With apologies to Monty Python, be prepared for an onslaught of spam brought on in the wake of "The Social Network." Legions of the previously disinterested buisness people are diving into social media with an "if that punk Mark Zuckerberg can do it, so can I" attitude, and little more than a vague idea that they've got to get stuff out there.
They're jumping into Twitter, creating a presence on Facebook, and otherwise frantically attacking social media worlds with little more than a vague impression of the social landscape as little more than another billboard on which to post their wares. In the next few weeks and months, you'll see (or in some cases, will be totally unaware) crude attempts at social media. I've heard first-hand from some who were previously borderline hostile to the concept. Now, a great piece of filmmaking has created a wider awareness of social media, but, in the short term, a lot of media garbage.

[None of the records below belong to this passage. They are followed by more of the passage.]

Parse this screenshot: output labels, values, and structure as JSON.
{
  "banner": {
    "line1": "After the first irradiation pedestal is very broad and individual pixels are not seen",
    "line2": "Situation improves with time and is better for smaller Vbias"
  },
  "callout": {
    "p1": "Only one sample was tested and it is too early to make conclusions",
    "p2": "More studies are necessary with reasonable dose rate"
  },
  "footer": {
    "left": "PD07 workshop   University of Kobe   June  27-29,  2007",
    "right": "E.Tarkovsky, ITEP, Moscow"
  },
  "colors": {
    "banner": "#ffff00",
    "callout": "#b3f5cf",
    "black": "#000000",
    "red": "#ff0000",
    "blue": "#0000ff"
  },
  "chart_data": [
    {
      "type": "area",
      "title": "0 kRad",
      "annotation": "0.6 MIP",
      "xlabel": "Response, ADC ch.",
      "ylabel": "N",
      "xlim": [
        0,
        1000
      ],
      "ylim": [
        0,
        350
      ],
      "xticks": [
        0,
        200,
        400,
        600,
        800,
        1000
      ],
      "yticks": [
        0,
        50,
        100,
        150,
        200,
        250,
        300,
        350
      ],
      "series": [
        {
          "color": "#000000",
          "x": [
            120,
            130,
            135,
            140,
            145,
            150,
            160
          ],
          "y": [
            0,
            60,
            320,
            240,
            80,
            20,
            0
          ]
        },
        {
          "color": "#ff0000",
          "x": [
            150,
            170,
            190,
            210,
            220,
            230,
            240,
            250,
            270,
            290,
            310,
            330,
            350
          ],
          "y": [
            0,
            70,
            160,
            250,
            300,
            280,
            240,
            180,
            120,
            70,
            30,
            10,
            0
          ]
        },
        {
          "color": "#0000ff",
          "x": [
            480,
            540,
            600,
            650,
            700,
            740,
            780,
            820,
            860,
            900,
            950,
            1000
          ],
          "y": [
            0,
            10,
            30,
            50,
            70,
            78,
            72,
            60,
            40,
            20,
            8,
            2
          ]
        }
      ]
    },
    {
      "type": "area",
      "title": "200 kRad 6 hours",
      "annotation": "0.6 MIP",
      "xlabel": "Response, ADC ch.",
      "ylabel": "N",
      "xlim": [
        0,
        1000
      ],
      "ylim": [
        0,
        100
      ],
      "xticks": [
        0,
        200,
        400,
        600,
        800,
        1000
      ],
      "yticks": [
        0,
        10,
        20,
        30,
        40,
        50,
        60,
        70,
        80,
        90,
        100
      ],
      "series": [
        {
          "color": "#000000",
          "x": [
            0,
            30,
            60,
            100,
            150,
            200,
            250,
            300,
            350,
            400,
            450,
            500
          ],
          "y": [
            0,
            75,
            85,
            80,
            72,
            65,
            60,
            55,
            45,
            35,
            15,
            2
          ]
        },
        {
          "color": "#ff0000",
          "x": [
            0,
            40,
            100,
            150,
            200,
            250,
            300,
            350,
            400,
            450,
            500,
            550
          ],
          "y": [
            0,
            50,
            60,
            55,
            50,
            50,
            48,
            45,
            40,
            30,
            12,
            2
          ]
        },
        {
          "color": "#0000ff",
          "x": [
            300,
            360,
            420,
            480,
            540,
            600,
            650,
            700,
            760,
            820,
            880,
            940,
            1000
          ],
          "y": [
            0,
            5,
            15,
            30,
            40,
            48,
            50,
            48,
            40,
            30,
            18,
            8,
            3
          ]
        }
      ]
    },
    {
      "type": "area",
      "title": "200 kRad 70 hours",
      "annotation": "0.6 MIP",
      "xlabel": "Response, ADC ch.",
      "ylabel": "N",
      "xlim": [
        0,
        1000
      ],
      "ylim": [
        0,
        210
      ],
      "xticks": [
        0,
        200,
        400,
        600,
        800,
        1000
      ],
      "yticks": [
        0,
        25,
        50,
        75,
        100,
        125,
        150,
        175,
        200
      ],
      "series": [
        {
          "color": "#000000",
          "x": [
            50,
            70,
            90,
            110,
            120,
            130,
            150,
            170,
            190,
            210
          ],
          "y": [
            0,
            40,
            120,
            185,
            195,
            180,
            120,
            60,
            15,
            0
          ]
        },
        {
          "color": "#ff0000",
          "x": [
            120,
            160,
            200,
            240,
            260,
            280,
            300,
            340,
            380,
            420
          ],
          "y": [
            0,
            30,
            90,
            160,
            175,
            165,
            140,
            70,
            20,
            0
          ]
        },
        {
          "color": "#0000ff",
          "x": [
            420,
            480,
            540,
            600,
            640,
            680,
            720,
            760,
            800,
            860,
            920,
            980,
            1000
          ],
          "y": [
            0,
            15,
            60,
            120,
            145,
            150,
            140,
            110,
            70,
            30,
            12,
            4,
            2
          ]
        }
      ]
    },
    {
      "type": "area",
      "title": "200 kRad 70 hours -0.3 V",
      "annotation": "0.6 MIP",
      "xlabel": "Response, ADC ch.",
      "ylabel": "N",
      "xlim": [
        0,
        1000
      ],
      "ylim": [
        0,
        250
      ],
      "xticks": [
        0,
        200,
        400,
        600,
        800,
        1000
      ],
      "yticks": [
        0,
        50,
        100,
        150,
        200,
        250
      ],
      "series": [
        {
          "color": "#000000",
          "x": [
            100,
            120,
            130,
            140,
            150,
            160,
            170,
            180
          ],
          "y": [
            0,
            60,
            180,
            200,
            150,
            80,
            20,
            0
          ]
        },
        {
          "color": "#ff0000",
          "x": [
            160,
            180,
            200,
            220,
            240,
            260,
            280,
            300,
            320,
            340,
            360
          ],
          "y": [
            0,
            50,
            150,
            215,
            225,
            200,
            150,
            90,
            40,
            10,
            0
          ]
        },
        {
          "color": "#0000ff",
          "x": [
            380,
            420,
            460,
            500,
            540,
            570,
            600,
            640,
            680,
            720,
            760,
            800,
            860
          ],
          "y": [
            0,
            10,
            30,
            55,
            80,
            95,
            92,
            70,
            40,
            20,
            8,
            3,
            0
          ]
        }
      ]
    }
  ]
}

Yes, I know all this has existed before, but now it will explode as never before across the landscape.
- The use of Twitter as little more than an advertising platform, with little interest in engagement, and little knowledge of how Twitter can be used for such engagement;
- The creation of a presence on Facebook with little understanding of how to build and maintain that presence; and
- The attempt at building communities without the understanding of little more than a "build it and they will come" mentality.
The result? A flood of new users, a rapid burnout, and a bonanza for social media "experts," and, finally, perhaps, a long-overdue shake-out in those who see this as a "get rich quick" scheme.
Despite all of this initial mess, the ultimate result just might be a better informed, wider community of users.
So, it's not all bad. To quote Monty Python, "Spam, Wonderful Spam!"